A nurse who moved from her community-based role to work in critical care felt it was her ‘duty during the crisis’ to help look after COVID-19 patients.
Alexis Johnys was working as a senior nurse visiting people in care homes as part of the REACT team (Reactive Emergency Assessment Community Team). The team, which combines clinicians from various parts of healthcare, work together to avoid patients being re-admitted to hospital for care that may be due to a fall, how a wound is healing or for catheter management.
When the request came for NHS staff to join the frontline, Alexis said she “hovered over the mouse”, but wanted to register because of her varied nursing background, which includes working in recovery for the high dependency unit at Addenbrooke’s Hospital in Cambridge.
She said: “The country is in a crisis and I felt I had to go where I was needed. I didn’t think I would be selected but was called and asked to work in the intensive care unit at Ipswich Hospital.
“I was petrified. I’ve worked in the high dependency unit, but this was new.”
Alexis underwent fast-track training – some sessions in her own time – and joined the team in early April. The senior nurse said the training and shadow shifts meant the skills “all came flooding back”.
She added: “It’s been a rollercoaster. Learning about the different modes from the ventilator and making sure the sedation syringes don’t run out, which is really important. I had no idea about ventilation and sedation in critical care (CCU). I also learnt the stages to take in weaning someone off the ventilator, working together with the CCU team.
“I know about airway management, but I had to learn about how to do the deep suctioning as COVID-19 patients can cough quite frequently. My colleagues have been very helpful in giving me fast-track courses.”
It has been an emotional journey for Alexis in many ways too. She said caring for patients who are unable to have visitors and are struggling to speak has been very challenging.
“Many patients struggle to speak, so I’ve learnt how to lip read if they’re able to manage a word or two. I’ve used a picture board at times, so I know if they point to a church they’d like to see a chaplain.” She said.
“We arrange SKYPE calls so the patient and their family can reconnect. It really helps. One patient on a shift the other day settled for the rest of the night after having a call with his daughter. Another relative told me she trusted me to look after husband, which really touched me. I’m a nurse, but I’m also a person with emotions.”
One of the ways Alexis has dealt with her own feelings has been to write a poem about her experience. “I couldn’t sleep after a night shift and decided to get up and write it. It just all poured out. I’ve never written a poem before. I wanted to get across that I’m doing this for the patients.”
The change hasn’t been without personal sacrifices for Alexis though, who made the decision she would need to wean her baby daughter Zara, 14 months, off breastfeeding in order to commit to the critical care role.

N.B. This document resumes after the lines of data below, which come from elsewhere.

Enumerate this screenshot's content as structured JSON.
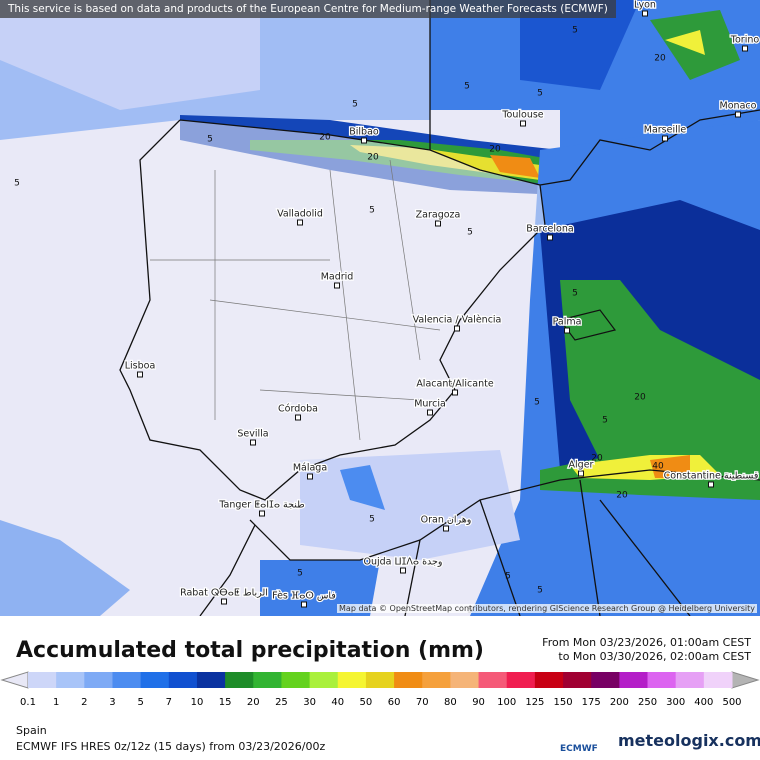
{
  "header": {
    "attribution": "This service is based on data and products of the European Centre for Medium-range Weather Forecasts (ECMWF)"
  },
  "map": {
    "cities": [
      "Lyon",
      "Torino",
      "Monaco",
      "Toulouse",
      "Marseille",
      "Bilbao",
      "Valladolid",
      "Zaragoza",
      "Barcelona",
      "Madrid",
      "Valencia / València",
      "Palma",
      "Lisboa",
      "Alacant/Alicante",
      "Murcia",
      "Córdoba",
      "Sevilla",
      "Málaga",
      "Tanger ⵟⴰⵏⵊⴰ طنجة",
      "Alger",
      "Constantine قسنطينة",
      "Oran وهران",
      "Oujda ⵡⵊⴷⴰ وجدة",
      "Rabat ⵕⴱⴰⵟ الرباط",
      "Fès ⴼⴰⵙ فاس"
    ],
    "contour_labels": [
      5,
      5,
      5,
      5,
      20,
      20,
      20,
      5,
      5,
      5,
      5,
      20,
      5,
      5,
      40,
      20,
      20,
      5,
      5,
      5,
      5,
      5,
      20,
      5
    ],
    "credit": "Map data © OpenStreetMap contributors, rendering GIScience Research Group @ Heidelberg University"
  },
  "footer": {
    "title": "Accumulated total precipitation (mm)",
    "period_from": "From Mon 03/23/2026, 01:00am CEST",
    "period_to": "to Mon 03/30/2026, 02:00am CEST",
    "scale": {
      "values": [
        0.1,
        1,
        2,
        3,
        5,
        7,
        10,
        15,
        20,
        25,
        30,
        40,
        50,
        60,
        70,
        80,
        90,
        100,
        125,
        150,
        175,
        200,
        250,
        300,
        400,
        500
      ],
      "below_color": "#e8e8f6",
      "above_color": "#b4b4b4",
      "colors": [
        "#cdd6f8",
        "#a8c4f8",
        "#7eaaf5",
        "#4c8cf0",
        "#2070e8",
        "#1050d0",
        "#0a32a0",
        "#1e8c28",
        "#32b432",
        "#64d21e",
        "#aaf03c",
        "#f5f532",
        "#e6d21e",
        "#f08c14",
        "#f5a03c",
        "#f5b478",
        "#f55a78",
        "#f01e50",
        "#c80014",
        "#a00032",
        "#780064",
        "#b41ec8",
        "#dc64f0",
        "#e6a0f5",
        "#f0d2fa"
      ]
    },
    "region": "Spain",
    "model": "ECMWF IFS HRES 0z/12z (15 days) from 03/23/2026/00z",
    "logo_ecmwf": "ECMWF",
    "logo_meteologix": "meteologix.com"
  }
}
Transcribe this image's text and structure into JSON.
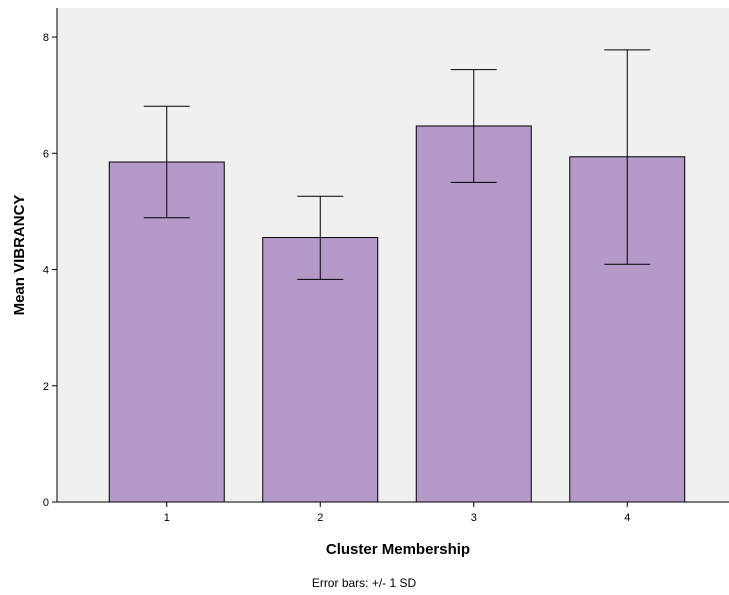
{
  "chart_data": {
    "type": "bar",
    "categories": [
      "1",
      "2",
      "3",
      "4"
    ],
    "values": [
      5.85,
      4.55,
      6.47,
      5.94
    ],
    "error_low": [
      4.89,
      3.83,
      5.5,
      4.09
    ],
    "error_high": [
      6.81,
      5.26,
      7.44,
      7.78
    ],
    "xlabel": "Cluster Membership",
    "ylabel": "Mean VIBRANCY",
    "ylim": [
      0,
      8.5
    ],
    "yticks": [
      "0",
      "2",
      "4",
      "6",
      "8"
    ],
    "footnote": "Error bars: +/- 1 SD",
    "grid": false,
    "colors": {
      "bar_fill": "#b59ac9",
      "bar_stroke": "#000000",
      "plot_background": "#f0f0f0"
    }
  }
}
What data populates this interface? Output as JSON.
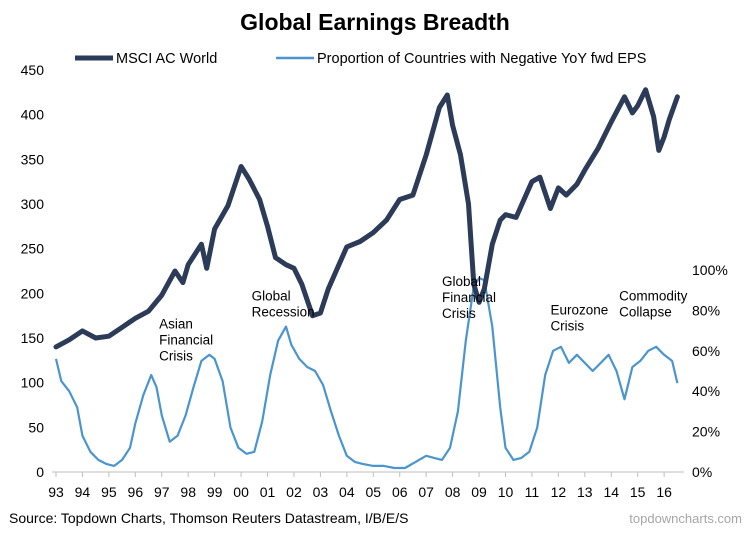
{
  "chart_data": {
    "type": "line",
    "title": "Global Earnings Breadth",
    "source": "Source: Topdown Charts, Thomson Reuters Datastream, I/B/E/S",
    "brand": "topdowncharts.com",
    "colors": {
      "msci": "#2b3b58",
      "proportion": "#4a95cf"
    },
    "x_ticks": [
      "93",
      "94",
      "95",
      "96",
      "97",
      "98",
      "99",
      "00",
      "01",
      "02",
      "03",
      "04",
      "05",
      "06",
      "07",
      "08",
      "09",
      "10",
      "11",
      "12",
      "13",
      "14",
      "15",
      "16"
    ],
    "x_range": [
      1993.0,
      2016.6
    ],
    "left_axis": {
      "ticks": [
        "0",
        "50",
        "100",
        "150",
        "200",
        "250",
        "300",
        "350",
        "400",
        "450"
      ],
      "range": [
        0,
        450
      ]
    },
    "right_axis": {
      "ticks": [
        "0%",
        "20%",
        "40%",
        "60%",
        "80%",
        "100%"
      ],
      "range": [
        0,
        100
      ]
    },
    "legend_position": "top",
    "grid": false,
    "series": [
      {
        "name": "MSCI AC World",
        "axis": "left",
        "points": [
          [
            1993.0,
            140
          ],
          [
            1993.5,
            148
          ],
          [
            1994.0,
            158
          ],
          [
            1994.5,
            150
          ],
          [
            1995.0,
            152
          ],
          [
            1995.5,
            162
          ],
          [
            1996.0,
            172
          ],
          [
            1996.5,
            180
          ],
          [
            1997.0,
            198
          ],
          [
            1997.5,
            225
          ],
          [
            1997.8,
            212
          ],
          [
            1998.0,
            232
          ],
          [
            1998.5,
            255
          ],
          [
            1998.7,
            228
          ],
          [
            1999.0,
            272
          ],
          [
            1999.5,
            298
          ],
          [
            2000.0,
            342
          ],
          [
            2000.3,
            328
          ],
          [
            2000.7,
            305
          ],
          [
            2001.0,
            275
          ],
          [
            2001.3,
            240
          ],
          [
            2001.7,
            232
          ],
          [
            2002.0,
            228
          ],
          [
            2002.3,
            210
          ],
          [
            2002.7,
            175
          ],
          [
            2003.0,
            178
          ],
          [
            2003.3,
            205
          ],
          [
            2003.7,
            232
          ],
          [
            2004.0,
            252
          ],
          [
            2004.5,
            258
          ],
          [
            2005.0,
            268
          ],
          [
            2005.5,
            282
          ],
          [
            2006.0,
            305
          ],
          [
            2006.5,
            310
          ],
          [
            2007.0,
            355
          ],
          [
            2007.5,
            408
          ],
          [
            2007.8,
            422
          ],
          [
            2008.0,
            388
          ],
          [
            2008.3,
            355
          ],
          [
            2008.6,
            300
          ],
          [
            2008.8,
            210
          ],
          [
            2009.0,
            190
          ],
          [
            2009.2,
            205
          ],
          [
            2009.5,
            255
          ],
          [
            2009.8,
            282
          ],
          [
            2010.0,
            288
          ],
          [
            2010.4,
            285
          ],
          [
            2010.7,
            305
          ],
          [
            2011.0,
            325
          ],
          [
            2011.3,
            330
          ],
          [
            2011.7,
            295
          ],
          [
            2012.0,
            318
          ],
          [
            2012.3,
            310
          ],
          [
            2012.7,
            322
          ],
          [
            2013.0,
            338
          ],
          [
            2013.5,
            362
          ],
          [
            2014.0,
            392
          ],
          [
            2014.5,
            420
          ],
          [
            2014.8,
            402
          ],
          [
            2015.0,
            410
          ],
          [
            2015.3,
            428
          ],
          [
            2015.6,
            398
          ],
          [
            2015.8,
            360
          ],
          [
            2016.0,
            375
          ],
          [
            2016.2,
            395
          ],
          [
            2016.5,
            420
          ]
        ]
      },
      {
        "name": "Proportion of Countries with Negative YoY fwd EPS",
        "axis": "right",
        "points": [
          [
            1993.0,
            56
          ],
          [
            1993.2,
            45
          ],
          [
            1993.5,
            40
          ],
          [
            1993.8,
            32
          ],
          [
            1994.0,
            18
          ],
          [
            1994.3,
            10
          ],
          [
            1994.6,
            6
          ],
          [
            1994.9,
            4
          ],
          [
            1995.2,
            3
          ],
          [
            1995.5,
            6
          ],
          [
            1995.8,
            12
          ],
          [
            1996.0,
            24
          ],
          [
            1996.3,
            38
          ],
          [
            1996.6,
            48
          ],
          [
            1996.8,
            42
          ],
          [
            1997.0,
            28
          ],
          [
            1997.3,
            15
          ],
          [
            1997.6,
            18
          ],
          [
            1997.9,
            28
          ],
          [
            1998.2,
            42
          ],
          [
            1998.5,
            55
          ],
          [
            1998.8,
            58
          ],
          [
            1999.0,
            56
          ],
          [
            1999.3,
            45
          ],
          [
            1999.6,
            22
          ],
          [
            1999.9,
            12
          ],
          [
            2000.2,
            9
          ],
          [
            2000.5,
            10
          ],
          [
            2000.8,
            25
          ],
          [
            2001.1,
            48
          ],
          [
            2001.4,
            65
          ],
          [
            2001.7,
            72
          ],
          [
            2001.9,
            63
          ],
          [
            2002.2,
            56
          ],
          [
            2002.5,
            52
          ],
          [
            2002.8,
            50
          ],
          [
            2003.1,
            43
          ],
          [
            2003.4,
            30
          ],
          [
            2003.7,
            18
          ],
          [
            2004.0,
            8
          ],
          [
            2004.3,
            5
          ],
          [
            2004.6,
            4
          ],
          [
            2005.0,
            3
          ],
          [
            2005.4,
            3
          ],
          [
            2005.8,
            2
          ],
          [
            2006.2,
            2
          ],
          [
            2006.6,
            5
          ],
          [
            2007.0,
            8
          ],
          [
            2007.3,
            7
          ],
          [
            2007.6,
            6
          ],
          [
            2007.9,
            12
          ],
          [
            2008.2,
            30
          ],
          [
            2008.5,
            65
          ],
          [
            2008.8,
            92
          ],
          [
            2009.0,
            96
          ],
          [
            2009.2,
            95
          ],
          [
            2009.5,
            72
          ],
          [
            2009.8,
            32
          ],
          [
            2010.0,
            12
          ],
          [
            2010.3,
            6
          ],
          [
            2010.6,
            7
          ],
          [
            2010.9,
            10
          ],
          [
            2011.2,
            22
          ],
          [
            2011.5,
            48
          ],
          [
            2011.8,
            60
          ],
          [
            2012.1,
            62
          ],
          [
            2012.4,
            54
          ],
          [
            2012.7,
            58
          ],
          [
            2013.0,
            54
          ],
          [
            2013.3,
            50
          ],
          [
            2013.6,
            54
          ],
          [
            2013.9,
            58
          ],
          [
            2014.2,
            50
          ],
          [
            2014.5,
            36
          ],
          [
            2014.8,
            52
          ],
          [
            2015.1,
            55
          ],
          [
            2015.4,
            60
          ],
          [
            2015.7,
            62
          ],
          [
            2016.0,
            58
          ],
          [
            2016.3,
            55
          ],
          [
            2016.5,
            44
          ]
        ]
      }
    ],
    "annotations": [
      {
        "lines": [
          "Asian",
          "Financial",
          "Crisis"
        ],
        "x": 1996.9,
        "y_right": 71
      },
      {
        "lines": [
          "Global",
          "Recession"
        ],
        "x": 2000.4,
        "y_right": 85
      },
      {
        "lines": [
          "Global",
          "Financial",
          "Crisis"
        ],
        "x": 2007.6,
        "y_right": 92
      },
      {
        "lines": [
          "Eurozone",
          "Crisis"
        ],
        "x": 2011.7,
        "y_right": 78
      },
      {
        "lines": [
          "Commodity",
          "Collapse"
        ],
        "x": 2014.3,
        "y_right": 85
      }
    ]
  }
}
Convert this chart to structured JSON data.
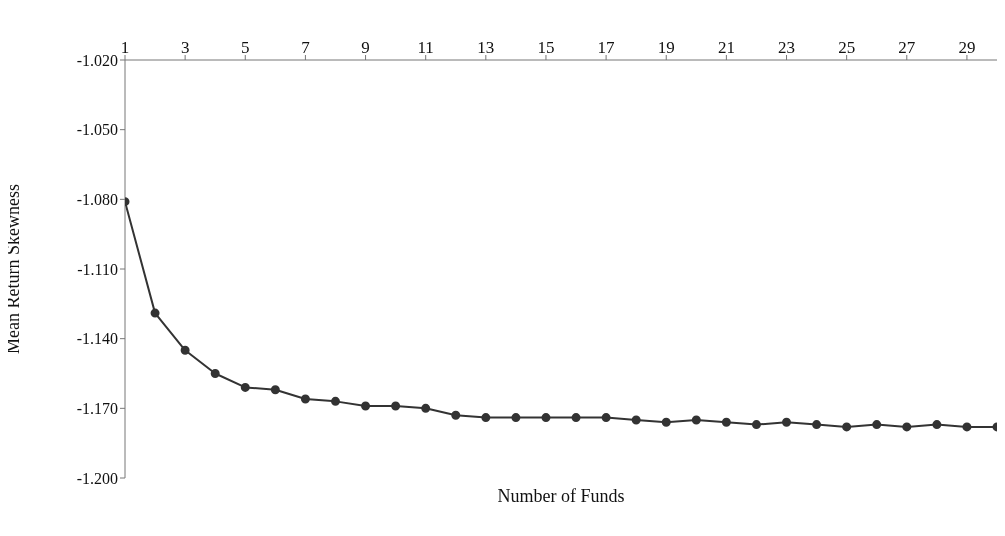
{
  "chart_data": {
    "type": "line",
    "xlabel": "Number of Funds",
    "ylabel": "Mean Return Skewness",
    "x": [
      1,
      2,
      3,
      4,
      5,
      6,
      7,
      8,
      9,
      10,
      11,
      12,
      13,
      14,
      15,
      16,
      17,
      18,
      19,
      20,
      21,
      22,
      23,
      24,
      25,
      26,
      27,
      28,
      29,
      30
    ],
    "series": [
      {
        "color": "#333333",
        "values": [
          -1.081,
          -1.129,
          -1.145,
          -1.155,
          -1.161,
          -1.162,
          -1.166,
          -1.167,
          -1.169,
          -1.169,
          -1.17,
          -1.173,
          -1.174,
          -1.174,
          -1.174,
          -1.174,
          -1.174,
          -1.175,
          -1.176,
          -1.175,
          -1.176,
          -1.177,
          -1.176,
          -1.177,
          -1.178,
          -1.177,
          -1.178,
          -1.177,
          -1.178,
          -1.178
        ]
      }
    ],
    "xlim": [
      1,
      30
    ],
    "xticks": [
      1,
      3,
      5,
      7,
      9,
      11,
      13,
      15,
      17,
      19,
      21,
      23,
      25,
      27,
      29
    ],
    "ylim": [
      -1.2,
      -1.02
    ],
    "yticks": [
      {
        "value": -1.2,
        "label": "-1.200"
      },
      {
        "value": -1.17,
        "label": "-1.170"
      },
      {
        "value": -1.14,
        "label": "-1.140"
      },
      {
        "value": -1.11,
        "label": "-1.110"
      },
      {
        "value": -1.08,
        "label": "-1.080"
      },
      {
        "value": -1.05,
        "label": "-1.050"
      },
      {
        "value": -1.02,
        "label": "-1.020"
      }
    ],
    "grid": false,
    "legend": false,
    "marker": "circle",
    "line_style": "solid"
  }
}
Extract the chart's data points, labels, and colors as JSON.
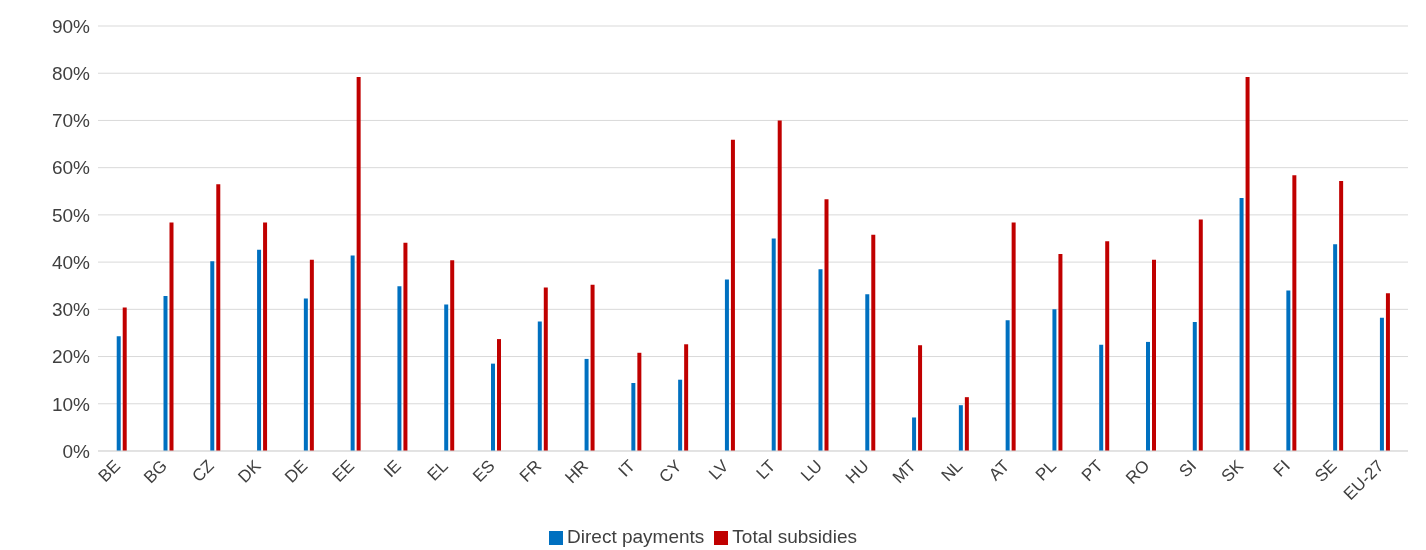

The 34-year-old, who is also mum to eight-year-old Anna, said: “I’m up goodness knows how many times a night for Zara, so I had to wean her off breast milk. I thought it might be good timing and it’s worked out really positively. My husband Ben says she doesn’t wake at all when I’m on a night shift!”
Alexis will remain in the role until the end of June, but said she’s aware there may be a second peak, requiring her to return to the ward at Ipswich Hospital, and with such a supportive team she would be happy to.